Note To Criminals -- Don't Call Tech Support  - thinkingserious
http://arstechnica.com/news.ars/post/20071023-would-be-identity-thief-finds-himself-stumped-without-printer-drivers.html
There are a few things in this world that thieves need to keep in mind in order to run a successful criminal operation. For example, don't take the cash you just stole from one bank to another bank down the street to have it deposited into your account. Don't steal someone's MacBook and take it to the Apple Store Genius Bar the next day to get help with OS X. And finally, don't steal a drivers' license printer from the DMV, only to call up the manufacturer the next day looking for drivers.
======
henning
People who steal computer equipment, and probably just thieves in general,
tend to be pretty dumb.

A friend of mine had his laptop stolen. A few days later, the thief fired up
AOL Instant Messenger on the stolen laptop using my friend's screenname and
started chatting, taunting him and so forth.

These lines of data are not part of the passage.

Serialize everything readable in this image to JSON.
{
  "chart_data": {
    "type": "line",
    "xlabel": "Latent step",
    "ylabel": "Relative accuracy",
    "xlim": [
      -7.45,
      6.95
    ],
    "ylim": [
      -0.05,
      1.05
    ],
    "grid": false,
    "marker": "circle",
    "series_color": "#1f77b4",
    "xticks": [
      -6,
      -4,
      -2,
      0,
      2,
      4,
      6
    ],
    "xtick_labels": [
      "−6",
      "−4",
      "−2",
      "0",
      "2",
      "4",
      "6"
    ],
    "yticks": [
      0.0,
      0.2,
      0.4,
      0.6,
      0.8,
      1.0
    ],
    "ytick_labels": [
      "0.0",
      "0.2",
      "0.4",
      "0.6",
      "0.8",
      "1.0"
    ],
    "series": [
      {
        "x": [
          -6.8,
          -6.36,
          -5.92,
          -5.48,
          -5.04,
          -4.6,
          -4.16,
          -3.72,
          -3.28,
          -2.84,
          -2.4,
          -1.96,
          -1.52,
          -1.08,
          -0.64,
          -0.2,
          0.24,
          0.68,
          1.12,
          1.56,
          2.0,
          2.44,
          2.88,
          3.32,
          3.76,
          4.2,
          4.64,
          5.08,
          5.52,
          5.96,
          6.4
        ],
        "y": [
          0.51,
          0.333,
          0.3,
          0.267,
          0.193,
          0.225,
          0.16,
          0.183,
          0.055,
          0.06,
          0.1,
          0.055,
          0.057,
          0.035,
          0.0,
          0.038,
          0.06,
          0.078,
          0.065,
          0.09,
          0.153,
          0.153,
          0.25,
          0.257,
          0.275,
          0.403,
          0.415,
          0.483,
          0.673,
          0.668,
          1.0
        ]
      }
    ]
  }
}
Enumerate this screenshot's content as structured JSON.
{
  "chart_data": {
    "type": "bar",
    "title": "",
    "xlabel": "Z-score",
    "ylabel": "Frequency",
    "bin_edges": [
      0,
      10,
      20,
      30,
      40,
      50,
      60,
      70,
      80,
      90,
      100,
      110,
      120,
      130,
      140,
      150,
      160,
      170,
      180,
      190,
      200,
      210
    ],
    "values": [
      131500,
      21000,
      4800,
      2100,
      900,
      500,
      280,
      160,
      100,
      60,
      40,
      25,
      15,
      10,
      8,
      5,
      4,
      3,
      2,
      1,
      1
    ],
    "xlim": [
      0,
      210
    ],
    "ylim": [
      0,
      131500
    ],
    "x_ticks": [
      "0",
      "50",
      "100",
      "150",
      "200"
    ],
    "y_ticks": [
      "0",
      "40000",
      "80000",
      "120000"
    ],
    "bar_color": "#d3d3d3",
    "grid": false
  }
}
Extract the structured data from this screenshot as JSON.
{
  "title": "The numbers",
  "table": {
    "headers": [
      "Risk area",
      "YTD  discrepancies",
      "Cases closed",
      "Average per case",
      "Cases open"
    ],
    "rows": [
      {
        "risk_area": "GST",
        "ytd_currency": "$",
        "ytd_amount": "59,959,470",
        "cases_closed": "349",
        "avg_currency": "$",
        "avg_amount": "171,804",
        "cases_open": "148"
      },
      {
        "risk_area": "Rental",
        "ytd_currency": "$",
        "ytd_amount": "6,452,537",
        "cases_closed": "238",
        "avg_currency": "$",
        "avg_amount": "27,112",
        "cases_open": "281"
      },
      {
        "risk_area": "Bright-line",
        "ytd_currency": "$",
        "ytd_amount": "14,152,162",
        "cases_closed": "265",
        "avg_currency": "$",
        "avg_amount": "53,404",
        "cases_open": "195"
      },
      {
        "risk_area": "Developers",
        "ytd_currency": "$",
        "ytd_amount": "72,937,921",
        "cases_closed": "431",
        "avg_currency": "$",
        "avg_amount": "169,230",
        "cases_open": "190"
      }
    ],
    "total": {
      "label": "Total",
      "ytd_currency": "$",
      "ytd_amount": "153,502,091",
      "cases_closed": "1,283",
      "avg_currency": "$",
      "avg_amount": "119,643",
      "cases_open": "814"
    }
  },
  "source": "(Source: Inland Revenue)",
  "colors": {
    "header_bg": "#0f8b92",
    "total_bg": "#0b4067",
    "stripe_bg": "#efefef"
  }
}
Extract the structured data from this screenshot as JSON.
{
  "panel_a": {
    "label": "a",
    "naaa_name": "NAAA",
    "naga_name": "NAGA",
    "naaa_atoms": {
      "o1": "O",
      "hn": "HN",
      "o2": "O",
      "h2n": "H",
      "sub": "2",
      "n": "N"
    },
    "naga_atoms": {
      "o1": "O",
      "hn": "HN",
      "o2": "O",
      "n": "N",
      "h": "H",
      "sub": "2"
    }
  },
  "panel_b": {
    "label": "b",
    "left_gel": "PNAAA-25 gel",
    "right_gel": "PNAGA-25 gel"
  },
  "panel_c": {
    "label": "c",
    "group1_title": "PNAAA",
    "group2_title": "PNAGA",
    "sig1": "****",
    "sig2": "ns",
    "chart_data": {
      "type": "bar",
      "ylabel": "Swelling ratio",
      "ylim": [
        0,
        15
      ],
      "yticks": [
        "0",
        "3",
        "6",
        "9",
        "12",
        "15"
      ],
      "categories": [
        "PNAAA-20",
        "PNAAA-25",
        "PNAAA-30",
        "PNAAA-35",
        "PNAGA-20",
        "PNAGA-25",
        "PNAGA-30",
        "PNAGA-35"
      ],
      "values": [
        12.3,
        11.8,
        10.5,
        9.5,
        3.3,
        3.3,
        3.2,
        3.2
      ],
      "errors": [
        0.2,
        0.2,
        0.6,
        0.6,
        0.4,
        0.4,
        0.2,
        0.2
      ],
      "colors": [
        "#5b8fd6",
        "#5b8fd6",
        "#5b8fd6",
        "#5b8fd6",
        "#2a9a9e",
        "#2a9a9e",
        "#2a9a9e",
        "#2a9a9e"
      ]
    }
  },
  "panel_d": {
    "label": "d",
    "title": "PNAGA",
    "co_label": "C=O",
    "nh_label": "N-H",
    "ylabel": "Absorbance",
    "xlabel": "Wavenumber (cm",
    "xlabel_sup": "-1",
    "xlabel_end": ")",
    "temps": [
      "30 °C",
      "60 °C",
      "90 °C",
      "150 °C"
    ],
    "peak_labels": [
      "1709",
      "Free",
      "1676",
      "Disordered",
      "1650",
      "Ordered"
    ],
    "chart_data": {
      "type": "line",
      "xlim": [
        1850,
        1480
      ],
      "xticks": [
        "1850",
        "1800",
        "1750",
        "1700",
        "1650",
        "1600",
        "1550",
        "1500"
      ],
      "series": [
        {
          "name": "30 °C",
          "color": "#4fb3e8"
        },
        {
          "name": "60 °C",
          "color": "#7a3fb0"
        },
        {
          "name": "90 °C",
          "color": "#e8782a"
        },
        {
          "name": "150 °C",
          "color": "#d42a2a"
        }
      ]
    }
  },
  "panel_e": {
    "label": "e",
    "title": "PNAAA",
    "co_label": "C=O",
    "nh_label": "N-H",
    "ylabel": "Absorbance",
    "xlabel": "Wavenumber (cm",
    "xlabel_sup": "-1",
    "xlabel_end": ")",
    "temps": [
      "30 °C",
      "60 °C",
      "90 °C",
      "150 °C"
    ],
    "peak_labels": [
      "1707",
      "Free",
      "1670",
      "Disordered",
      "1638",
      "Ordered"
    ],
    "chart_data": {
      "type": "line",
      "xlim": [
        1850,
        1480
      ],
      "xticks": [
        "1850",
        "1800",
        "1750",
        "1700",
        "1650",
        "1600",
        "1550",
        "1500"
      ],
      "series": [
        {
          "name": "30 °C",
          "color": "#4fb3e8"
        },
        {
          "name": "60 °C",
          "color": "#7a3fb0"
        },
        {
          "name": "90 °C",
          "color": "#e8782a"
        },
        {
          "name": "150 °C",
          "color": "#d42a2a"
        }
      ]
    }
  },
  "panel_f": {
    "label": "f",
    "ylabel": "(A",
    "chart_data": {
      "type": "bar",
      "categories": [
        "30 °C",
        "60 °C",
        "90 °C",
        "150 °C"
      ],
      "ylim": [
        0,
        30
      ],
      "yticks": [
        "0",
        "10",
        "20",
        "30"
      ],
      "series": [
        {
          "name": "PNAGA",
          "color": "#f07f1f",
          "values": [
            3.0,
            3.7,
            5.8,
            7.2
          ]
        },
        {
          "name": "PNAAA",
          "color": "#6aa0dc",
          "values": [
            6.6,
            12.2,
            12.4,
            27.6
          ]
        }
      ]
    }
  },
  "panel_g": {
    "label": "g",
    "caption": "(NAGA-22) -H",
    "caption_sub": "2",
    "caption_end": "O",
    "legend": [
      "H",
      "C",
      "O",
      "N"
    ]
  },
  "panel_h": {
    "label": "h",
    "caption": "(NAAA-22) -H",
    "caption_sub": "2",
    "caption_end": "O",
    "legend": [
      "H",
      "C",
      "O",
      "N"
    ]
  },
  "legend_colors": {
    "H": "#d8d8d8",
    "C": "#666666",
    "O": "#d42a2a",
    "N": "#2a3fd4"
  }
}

Well, my friend called AOL and the police. AOL cooperated, his IP address and
other info was given to the police, the police found out where he was
connecting from, and he was arrested. It turns out he was living in a house
with 4 other people with arrest warrants.

------
cstejerean
Natural selection applies to criminals as well. I'd love to see some sort of
Darwin Awards for stupid criminals.